Kemudian Nabi Musa bertanya kepada Khidr tentang hikmah di balik keputusannya, yang membelas keburukan dengan kebaikan. Kemudian Khidr menjelaskan bahwa di bawah tembok tersebut ada harta dua anak yatim yang sengaja disimpan oleh bapak mereka ketika masih hidup. Allah ingin ketika dua anak yatim tersebut telah dewasa, mereka berdua bisa menemukan dan mengambilnya. Ini semua adalah perintah Allah kepada Khidr yang tidak diketahui oleh Nabi Musa.
Para ahli tafsir mengatakan bahwa di dalam ayat ini ada pelajaran penting tentang pengaruh kualitas iman orang tua terhadap kebaikan anak di masa depan.
Salah satu ahli tafsir terkenal yang mengatakan itu adalah Imam Al-Qurthubi rahimahullah. Beliau mengatakan :
فَفِيهِ مَا يَدُلُّ عَلَى أَنَّ الله تعالى يَحْفَظُ الصَّالِحَ فِي نَفْسِهِ وَفِي وَلَدِهِ وَإِنْ بَعُدُوا عَنْهُ
“Di dalam ayat ini ada petunjuk bahwa Allah akan menjaga orang yang baik (orang shalih) ; mulai dari menjaga dirinya dan anak-anaknya, meskipun mereka jauh darinya.” [6]Al-Qurthubi, Al-Jami’ Li Ahkamil Qur’an, (Beirut : Muassasah Ar-Risalah, 2006)
Orang ‘shalih’ adalah orang yang imannya berkualitas. Yang selalu memperhatikan keadaan imannya. Berusaha memperbaiki dan meningkatkan kualitas keimanan-nya.
Dalil lainnya yang menjelaskan kesimpulan di atas adalah sabda Nabi Muhammad shallallahu ‘alaihi wa sallam:
احفظ الله يحفظك
“Jagalah Allah pasti Allah akan menjagamu.” (HR. Tirmidzi)
Ini adalah potongan dari hadits yang cukup panjang yang berisi nasehat-nasehat iman yang ketika itu disampaikan kepada Ibnu ‘Abbas yang masih kecil.
Ada dua kalimat yang menjadi perhatian kita. Yang pertama kalimat “jagalah Allah”. Menurut Imam Ibnu Rajab, menjaga Allah adalah :
Tidak melanggar aturan Allah.
Menunaikan hak Allah.
Melaksanakan perintah-perintah Allah.
Meninggalkan apa saja yang dilarang Allah.

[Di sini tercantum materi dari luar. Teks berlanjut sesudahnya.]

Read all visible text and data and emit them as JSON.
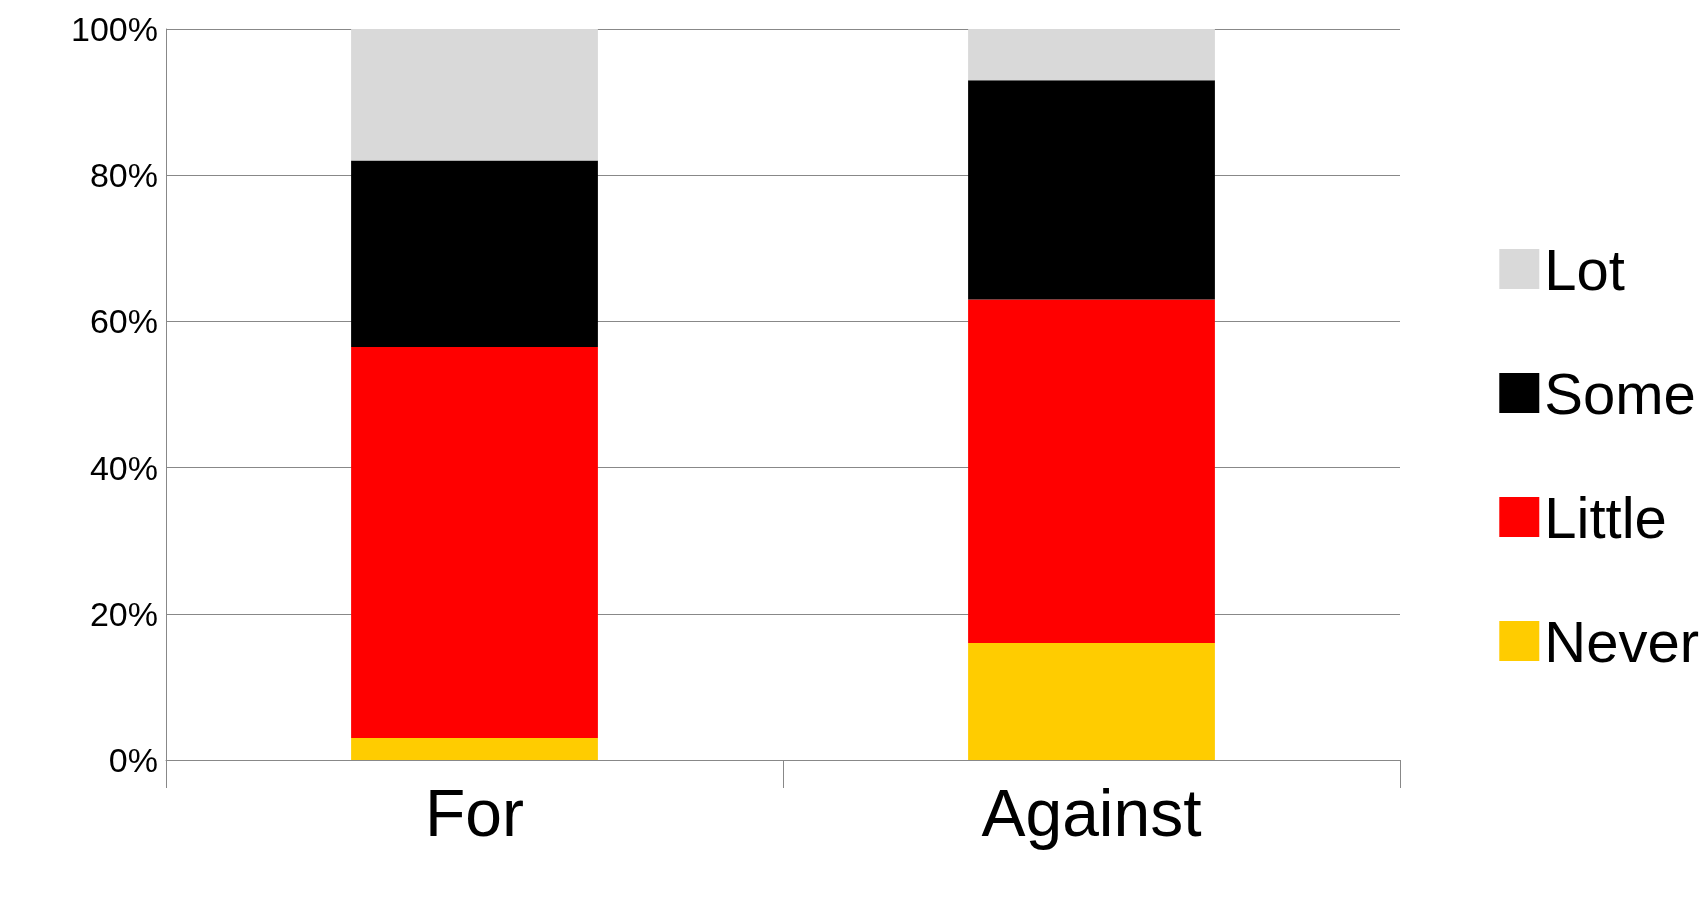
{
  "chart_data": {
    "type": "bar",
    "stacked": true,
    "categories": [
      "For",
      "Against"
    ],
    "series": [
      {
        "name": "Never",
        "color": "#ffcc00",
        "values": [
          3,
          16
        ]
      },
      {
        "name": "Little",
        "color": "#ff0000",
        "values": [
          53.5,
          47
        ]
      },
      {
        "name": "Some",
        "color": "#000000",
        "values": [
          25.5,
          30
        ]
      },
      {
        "name": "Lot",
        "color": "#d9d9d9",
        "values": [
          18,
          7
        ]
      }
    ],
    "ylim": [
      0,
      100
    ],
    "yticks": [
      {
        "value": 0,
        "label": "0%"
      },
      {
        "value": 20,
        "label": "20%"
      },
      {
        "value": 40,
        "label": "40%"
      },
      {
        "value": 60,
        "label": "60%"
      },
      {
        "value": 80,
        "label": "80%"
      },
      {
        "value": 100,
        "label": "100%"
      }
    ],
    "grid": "y",
    "legend": "right"
  }
}
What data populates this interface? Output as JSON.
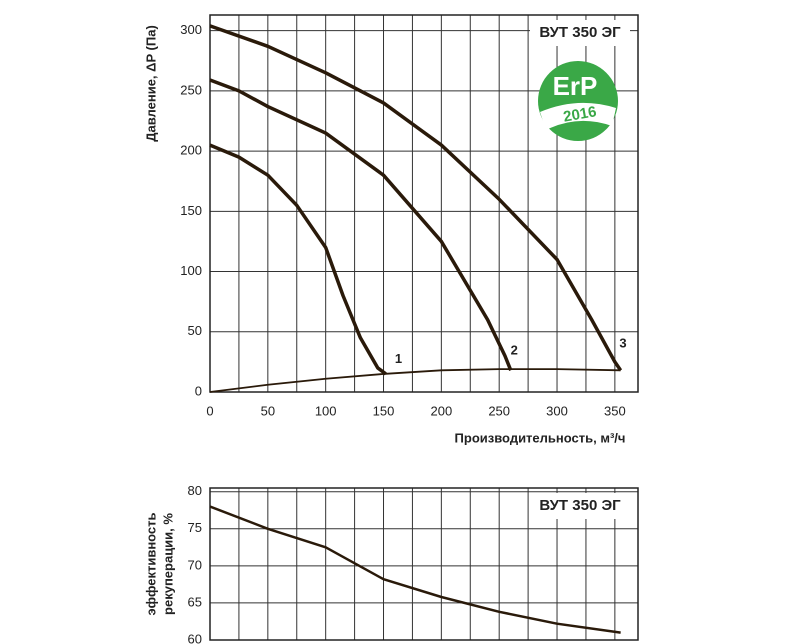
{
  "chart_data": [
    {
      "type": "line",
      "title": "ВУТ 350 ЭГ",
      "badge": [
        "ErP",
        "2016"
      ],
      "y_label": "Давление, ΔP (Па)",
      "x_label": "Производительность,  м³/ч",
      "xlim": [
        0,
        370
      ],
      "ylim": [
        0,
        313
      ],
      "xticks": [
        0,
        50,
        100,
        150,
        200,
        250,
        300,
        350
      ],
      "yticks": [
        0,
        50,
        100,
        150,
        200,
        250,
        300
      ],
      "xgrid": [
        25,
        75,
        125,
        175,
        225,
        275,
        325
      ],
      "grid": true,
      "color": "#2a1a0a",
      "series": [
        {
          "name": "1",
          "x": [
            0,
            25,
            50,
            75,
            100,
            115,
            130,
            145,
            152
          ],
          "values": [
            205,
            195,
            180,
            155,
            120,
            80,
            45,
            20,
            15
          ]
        },
        {
          "name": "2",
          "x": [
            0,
            25,
            50,
            100,
            150,
            200,
            240,
            255,
            260
          ],
          "values": [
            259,
            250,
            237,
            215,
            180,
            125,
            60,
            30,
            18
          ]
        },
        {
          "name": "3",
          "x": [
            0,
            50,
            100,
            150,
            200,
            250,
            300,
            330,
            350,
            355
          ],
          "values": [
            304,
            287,
            265,
            240,
            205,
            160,
            110,
            60,
            25,
            18
          ]
        },
        {
          "x": [
            0,
            50,
            100,
            150,
            200,
            250,
            300,
            355
          ],
          "values": [
            0,
            6,
            11,
            15,
            18,
            19,
            19,
            18
          ]
        }
      ],
      "annotations": [
        {
          "text": "1",
          "x": 163,
          "y": 27
        },
        {
          "text": "2",
          "x": 263,
          "y": 34
        },
        {
          "text": "3",
          "x": 357,
          "y": 40
        }
      ]
    },
    {
      "type": "line",
      "title": "ВУТ 350 ЭГ",
      "y_label": [
        "эффективность",
        "рекуперации, %"
      ],
      "xlim": [
        0,
        370
      ],
      "ylim": [
        60,
        80.5
      ],
      "yticks": [
        60,
        65,
        70,
        75,
        80
      ],
      "xgrid": [
        25,
        50,
        75,
        100,
        125,
        150,
        175,
        200,
        225,
        250,
        275,
        300,
        325,
        350
      ],
      "grid": true,
      "color": "#2a1a0a",
      "series": [
        {
          "x": [
            0,
            50,
            100,
            150,
            200,
            250,
            300,
            355
          ],
          "values": [
            78,
            75,
            72.5,
            68.2,
            65.8,
            63.8,
            62.2,
            61
          ]
        }
      ]
    }
  ]
}
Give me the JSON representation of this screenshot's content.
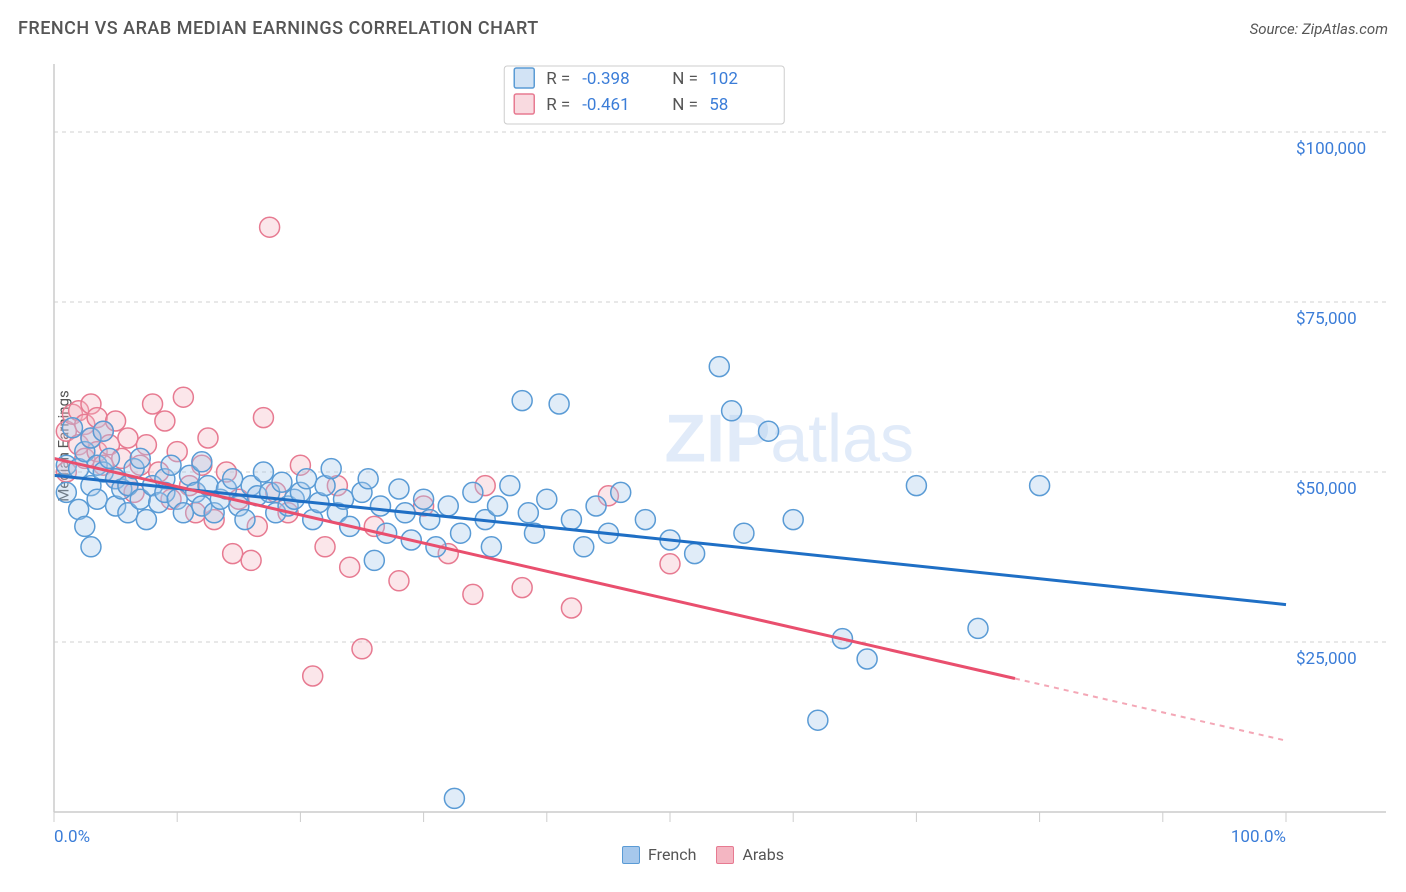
{
  "title": "FRENCH VS ARAB MEDIAN EARNINGS CORRELATION CHART",
  "source": "Source: ZipAtlas.com",
  "watermark": {
    "part1": "ZIP",
    "part2": "atlas"
  },
  "chart": {
    "type": "scatter",
    "y_axis_label": "Median Earnings",
    "xlim": [
      0,
      100
    ],
    "ylim": [
      0,
      110000
    ],
    "y_ticks": [
      {
        "v": 25000,
        "label": "$25,000"
      },
      {
        "v": 50000,
        "label": "$50,000"
      },
      {
        "v": 75000,
        "label": "$75,000"
      },
      {
        "v": 100000,
        "label": "$100,000"
      }
    ],
    "x_ticks": [
      0,
      10,
      20,
      30,
      40,
      50,
      60,
      70,
      80,
      90,
      100
    ],
    "x_tick_labels": {
      "0": "0.0%",
      "100": "100.0%"
    },
    "grid_color": "#d0d0d0",
    "axis_color": "#cccccc",
    "tick_label_color": "#3b7dd8",
    "marker_radius": 10,
    "series": [
      {
        "key": "french",
        "label": "French",
        "fill": "#a6c8ec",
        "stroke": "#5a9bd5",
        "trend_color": "#1f6fc5",
        "R": "-0.398",
        "N": "102",
        "trend": {
          "x1": 0,
          "y1": 49500,
          "x2": 100,
          "y2": 30500,
          "solid_until_x": 100
        },
        "points": [
          [
            1,
            47000
          ],
          [
            1,
            51000
          ],
          [
            1.5,
            56500
          ],
          [
            2,
            44500
          ],
          [
            2,
            50500
          ],
          [
            2.5,
            42000
          ],
          [
            2.5,
            53000
          ],
          [
            3,
            39000
          ],
          [
            3,
            48000
          ],
          [
            3,
            55000
          ],
          [
            3.5,
            51000
          ],
          [
            3.5,
            46000
          ],
          [
            4,
            50000
          ],
          [
            4,
            56000
          ],
          [
            4.5,
            52000
          ],
          [
            5,
            45000
          ],
          [
            5,
            49000
          ],
          [
            5.5,
            47500
          ],
          [
            6,
            48000
          ],
          [
            6,
            44000
          ],
          [
            6.5,
            50500
          ],
          [
            7,
            46000
          ],
          [
            7,
            52000
          ],
          [
            7.5,
            43000
          ],
          [
            8,
            48000
          ],
          [
            8.5,
            45500
          ],
          [
            9,
            49000
          ],
          [
            9,
            47000
          ],
          [
            9.5,
            51000
          ],
          [
            10,
            46000
          ],
          [
            10.5,
            44000
          ],
          [
            11,
            49500
          ],
          [
            11.5,
            47000
          ],
          [
            12,
            45000
          ],
          [
            12,
            51500
          ],
          [
            12.5,
            48000
          ],
          [
            13,
            44000
          ],
          [
            13.5,
            46000
          ],
          [
            14,
            47500
          ],
          [
            14.5,
            49000
          ],
          [
            15,
            45000
          ],
          [
            15.5,
            43000
          ],
          [
            16,
            48000
          ],
          [
            16.5,
            46500
          ],
          [
            17,
            50000
          ],
          [
            17.5,
            47000
          ],
          [
            18,
            44000
          ],
          [
            18.5,
            48500
          ],
          [
            19,
            45000
          ],
          [
            19.5,
            46000
          ],
          [
            20,
            47000
          ],
          [
            20.5,
            49000
          ],
          [
            21,
            43000
          ],
          [
            21.5,
            45500
          ],
          [
            22,
            48000
          ],
          [
            22.5,
            50500
          ],
          [
            23,
            44000
          ],
          [
            23.5,
            46000
          ],
          [
            24,
            42000
          ],
          [
            25,
            47000
          ],
          [
            25.5,
            49000
          ],
          [
            26,
            37000
          ],
          [
            26.5,
            45000
          ],
          [
            27,
            41000
          ],
          [
            28,
            47500
          ],
          [
            28.5,
            44000
          ],
          [
            29,
            40000
          ],
          [
            30,
            46000
          ],
          [
            30.5,
            43000
          ],
          [
            31,
            39000
          ],
          [
            32,
            45000
          ],
          [
            32.5,
            2000
          ],
          [
            33,
            41000
          ],
          [
            34,
            47000
          ],
          [
            35,
            43000
          ],
          [
            35.5,
            39000
          ],
          [
            36,
            45000
          ],
          [
            37,
            48000
          ],
          [
            38,
            60500
          ],
          [
            38.5,
            44000
          ],
          [
            39,
            41000
          ],
          [
            40,
            46000
          ],
          [
            41,
            60000
          ],
          [
            42,
            43000
          ],
          [
            43,
            39000
          ],
          [
            44,
            45000
          ],
          [
            45,
            41000
          ],
          [
            46,
            47000
          ],
          [
            48,
            43000
          ],
          [
            50,
            40000
          ],
          [
            52,
            38000
          ],
          [
            54,
            65500
          ],
          [
            55,
            59000
          ],
          [
            56,
            41000
          ],
          [
            58,
            56000
          ],
          [
            60,
            43000
          ],
          [
            62,
            13500
          ],
          [
            64,
            25500
          ],
          [
            66,
            22500
          ],
          [
            70,
            48000
          ],
          [
            75,
            27000
          ],
          [
            80,
            48000
          ]
        ]
      },
      {
        "key": "arabs",
        "label": "Arabs",
        "fill": "#f4b6c2",
        "stroke": "#e77a91",
        "trend_color": "#e94f6e",
        "R": "-0.461",
        "N": "58",
        "trend": {
          "x1": 0,
          "y1": 52000,
          "x2": 100,
          "y2": 10500,
          "solid_until_x": 78
        },
        "points": [
          [
            1,
            50000
          ],
          [
            1,
            56000
          ],
          [
            1.5,
            58500
          ],
          [
            2,
            54000
          ],
          [
            2,
            59000
          ],
          [
            2.5,
            52000
          ],
          [
            2.5,
            57000
          ],
          [
            3,
            55000
          ],
          [
            3,
            60000
          ],
          [
            3.5,
            53000
          ],
          [
            3.5,
            58000
          ],
          [
            4,
            51000
          ],
          [
            4,
            56000
          ],
          [
            4.5,
            54000
          ],
          [
            5,
            49000
          ],
          [
            5,
            57500
          ],
          [
            5.5,
            52000
          ],
          [
            6,
            48000
          ],
          [
            6,
            55000
          ],
          [
            6.5,
            47000
          ],
          [
            7,
            51000
          ],
          [
            7.5,
            54000
          ],
          [
            8,
            60000
          ],
          [
            8.5,
            50000
          ],
          [
            9,
            57500
          ],
          [
            9.5,
            46000
          ],
          [
            10,
            53000
          ],
          [
            10.5,
            61000
          ],
          [
            11,
            48000
          ],
          [
            11.5,
            44000
          ],
          [
            12,
            51000
          ],
          [
            12.5,
            55000
          ],
          [
            13,
            43000
          ],
          [
            14,
            50000
          ],
          [
            14.5,
            38000
          ],
          [
            15,
            46000
          ],
          [
            16,
            37000
          ],
          [
            16.5,
            42000
          ],
          [
            17,
            58000
          ],
          [
            17.5,
            86000
          ],
          [
            18,
            47000
          ],
          [
            19,
            44000
          ],
          [
            20,
            51000
          ],
          [
            21,
            20000
          ],
          [
            22,
            39000
          ],
          [
            23,
            48000
          ],
          [
            24,
            36000
          ],
          [
            25,
            24000
          ],
          [
            26,
            42000
          ],
          [
            28,
            34000
          ],
          [
            30,
            45000
          ],
          [
            32,
            38000
          ],
          [
            34,
            32000
          ],
          [
            35,
            48000
          ],
          [
            38,
            33000
          ],
          [
            42,
            30000
          ],
          [
            45,
            46500
          ],
          [
            50,
            36500
          ]
        ]
      }
    ]
  },
  "stats_legend": {
    "R_label": "R =",
    "N_label": "N ="
  },
  "colors": {
    "text": "#555555",
    "accent": "#3b7dd8",
    "background": "#ffffff"
  }
}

Yang ke dua kalimat “Allah akan menjagamu”. Menurut Imam Ibnu Rajab yang dimaksud Allah menjaga kita adalah Allah menjamin kebaikan urusan dunia dan urusan agama kita.
Contoh kebaikan urusan dunia adalah :
Allah akan menjaga fisik kita.
Allah akan menjaga keluarga kita.
Allah akan menjaga anak-anak kita.
Allah akan menjaga harta kita.
Adapun yang dimaksud penjagaan Allah terhadap urusan agama kita adalah diselamatkannya kita dari hal-hal yang menyesatkan. [7]Ibnu Rajab, Jami’ Al-‘Ulum wa Al-Hikam, (Riyadh : Dar Ibn Al-Jauzi, 1442 H)
Masa Depan Akherat
Salah satu pondasi keimanan yang wajib diyakini adalah kepercayaan adanya kehidupan setelah kematian, yang disebut dengan kehidupan ‘akherat’. Dan berbicara tentang masa depan, maka kehidupan akherat adalah masa depan yang sesungguhnya.
Karena rahmat Allah yang sangat luas, seorang anak bisa mendapatkan manfaat dari keimanan orang tuanya yang berkualitas di kehidupan akherat. Kesimpulan ini berdasarkan firman Allah ta’ala :
وَالَّذِينَ آمَنُوا وَاتَّبَعَتْهُمْ ذُرِّيَّتُهُمْ بِإِيمانٍ أَلْحَقْنا بِهِمْ ذُرِّيَّتَهُمْ وَما أَلَتْناهُمْ مِنْ عَمَلِهِمْ مِنْ شَيْءٍ كُلُّ امْرِئٍ بِما كَسَبَ رَهِينٌ
“Orang-orang yang beriman dan anak cucunya mengikuti mereka dalam keimanan, Kami akan mengumpulkan anak cucunya itu dengan mereka (di dalam surga). Kami tidak mengurangi sedikit pun pahala amal (kebajikan) mereka. Setiap orang terikat dengan apa yang dikerjakannya.” (Ath-Thur : 21)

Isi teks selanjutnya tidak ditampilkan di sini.